Não repostei nem incorporei aqui a famosa reportagem de Pedro Bial falando de Moscou, quando Mikhail Gorbachov deixou a presidência da URSS (fato que selou a dissolução da União), porque ela pode ser facilmente encontrada no YouTube. Porém, há muitos anos já postei aqui o célebre discurso de renúncia nas versões escrita e legendada. Após cada vídeo, seguem também as descrições reconstituídas ou originais que podiam ser lidas no Pan-Eslavo Brasil.

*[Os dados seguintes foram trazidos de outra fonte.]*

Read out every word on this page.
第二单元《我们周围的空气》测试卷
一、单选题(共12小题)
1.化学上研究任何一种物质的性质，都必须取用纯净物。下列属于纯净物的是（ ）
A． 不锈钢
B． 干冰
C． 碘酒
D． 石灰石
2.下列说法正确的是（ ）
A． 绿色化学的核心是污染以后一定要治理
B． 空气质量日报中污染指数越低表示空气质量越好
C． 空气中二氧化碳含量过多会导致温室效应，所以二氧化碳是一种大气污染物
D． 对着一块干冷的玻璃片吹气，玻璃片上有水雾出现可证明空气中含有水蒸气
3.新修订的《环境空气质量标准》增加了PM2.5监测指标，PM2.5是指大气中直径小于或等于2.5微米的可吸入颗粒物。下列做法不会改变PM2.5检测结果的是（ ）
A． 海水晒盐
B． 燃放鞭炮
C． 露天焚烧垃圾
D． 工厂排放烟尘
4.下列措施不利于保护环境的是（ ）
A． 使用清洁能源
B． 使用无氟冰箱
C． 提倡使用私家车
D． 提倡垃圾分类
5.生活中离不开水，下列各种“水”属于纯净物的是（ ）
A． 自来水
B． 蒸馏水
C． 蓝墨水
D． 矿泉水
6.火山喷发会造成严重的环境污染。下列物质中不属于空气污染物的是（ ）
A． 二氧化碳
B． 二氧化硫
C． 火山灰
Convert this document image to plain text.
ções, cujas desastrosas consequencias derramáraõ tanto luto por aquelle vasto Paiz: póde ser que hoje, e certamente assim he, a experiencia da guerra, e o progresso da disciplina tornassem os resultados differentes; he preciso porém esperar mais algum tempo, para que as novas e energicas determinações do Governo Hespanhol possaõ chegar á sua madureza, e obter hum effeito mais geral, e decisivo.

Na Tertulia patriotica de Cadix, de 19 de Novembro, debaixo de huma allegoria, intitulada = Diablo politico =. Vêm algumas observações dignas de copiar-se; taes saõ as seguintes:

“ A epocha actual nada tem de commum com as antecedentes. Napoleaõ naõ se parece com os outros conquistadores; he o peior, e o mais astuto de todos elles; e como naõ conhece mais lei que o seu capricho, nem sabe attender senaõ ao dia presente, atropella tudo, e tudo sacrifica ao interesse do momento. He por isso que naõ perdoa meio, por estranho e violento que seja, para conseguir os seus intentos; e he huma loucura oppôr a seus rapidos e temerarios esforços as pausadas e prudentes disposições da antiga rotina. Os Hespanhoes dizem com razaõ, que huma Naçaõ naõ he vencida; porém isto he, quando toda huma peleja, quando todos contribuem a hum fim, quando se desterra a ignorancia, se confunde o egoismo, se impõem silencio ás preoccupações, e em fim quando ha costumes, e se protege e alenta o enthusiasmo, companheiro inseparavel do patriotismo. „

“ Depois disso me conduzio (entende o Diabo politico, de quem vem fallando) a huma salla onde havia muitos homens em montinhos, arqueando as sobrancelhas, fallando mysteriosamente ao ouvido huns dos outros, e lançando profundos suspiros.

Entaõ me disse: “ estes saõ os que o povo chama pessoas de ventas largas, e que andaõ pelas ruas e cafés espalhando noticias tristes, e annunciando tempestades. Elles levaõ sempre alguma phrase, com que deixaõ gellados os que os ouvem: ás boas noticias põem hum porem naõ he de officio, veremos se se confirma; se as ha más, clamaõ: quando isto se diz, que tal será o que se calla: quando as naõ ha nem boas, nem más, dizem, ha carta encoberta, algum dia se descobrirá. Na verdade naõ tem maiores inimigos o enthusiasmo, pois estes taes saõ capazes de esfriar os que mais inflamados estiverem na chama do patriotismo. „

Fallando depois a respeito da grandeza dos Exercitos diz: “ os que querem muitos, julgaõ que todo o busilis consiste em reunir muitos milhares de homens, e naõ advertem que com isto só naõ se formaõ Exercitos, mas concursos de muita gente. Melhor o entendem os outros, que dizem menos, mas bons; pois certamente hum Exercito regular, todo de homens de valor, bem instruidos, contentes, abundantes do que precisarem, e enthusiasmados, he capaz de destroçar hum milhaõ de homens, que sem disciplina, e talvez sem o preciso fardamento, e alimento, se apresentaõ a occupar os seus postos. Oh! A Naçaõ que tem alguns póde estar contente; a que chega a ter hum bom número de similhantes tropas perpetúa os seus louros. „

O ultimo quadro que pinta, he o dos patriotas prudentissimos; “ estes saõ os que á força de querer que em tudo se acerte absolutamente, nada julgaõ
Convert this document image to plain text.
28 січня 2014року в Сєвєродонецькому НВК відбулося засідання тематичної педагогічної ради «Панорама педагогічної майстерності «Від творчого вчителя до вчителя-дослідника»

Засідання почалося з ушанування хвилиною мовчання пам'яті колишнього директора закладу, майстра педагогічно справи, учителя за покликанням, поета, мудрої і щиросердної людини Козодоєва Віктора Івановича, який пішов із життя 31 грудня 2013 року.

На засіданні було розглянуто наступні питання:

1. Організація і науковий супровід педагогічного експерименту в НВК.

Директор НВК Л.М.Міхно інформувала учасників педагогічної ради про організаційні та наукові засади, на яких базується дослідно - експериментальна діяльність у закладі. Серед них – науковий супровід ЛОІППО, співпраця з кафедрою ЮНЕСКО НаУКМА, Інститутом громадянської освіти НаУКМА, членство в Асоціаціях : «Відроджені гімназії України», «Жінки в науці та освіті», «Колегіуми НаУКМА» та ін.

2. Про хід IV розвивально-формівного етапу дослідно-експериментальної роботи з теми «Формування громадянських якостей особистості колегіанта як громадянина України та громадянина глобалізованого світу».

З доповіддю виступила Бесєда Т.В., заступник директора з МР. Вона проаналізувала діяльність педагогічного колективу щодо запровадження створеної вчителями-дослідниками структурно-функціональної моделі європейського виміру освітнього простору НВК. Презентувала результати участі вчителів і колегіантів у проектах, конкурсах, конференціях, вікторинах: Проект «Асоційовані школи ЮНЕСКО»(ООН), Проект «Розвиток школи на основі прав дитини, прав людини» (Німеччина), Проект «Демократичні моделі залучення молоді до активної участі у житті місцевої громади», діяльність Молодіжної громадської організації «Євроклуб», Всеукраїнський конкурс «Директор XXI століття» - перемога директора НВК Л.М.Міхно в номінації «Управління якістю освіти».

Quem na prática governava a URSS desde Stalin era o secretário-geral do Partido Comunista único, embora nunca houvesse uma lei a respeito. Gorbachov assumiu o posto em 11 de março de 1985, e em 1.º de outubro de 1988 passou a acumular a liderança do Soviete Supremo (parlamento), renunciando ao segundo em 15 de março de 1990. Nesse mesmo dia, assumiu o recém-criado posto de “presidente da União Soviética”, que absorveu parte das funções da chefia parlamentar e deveria comportar o chefe de Estado.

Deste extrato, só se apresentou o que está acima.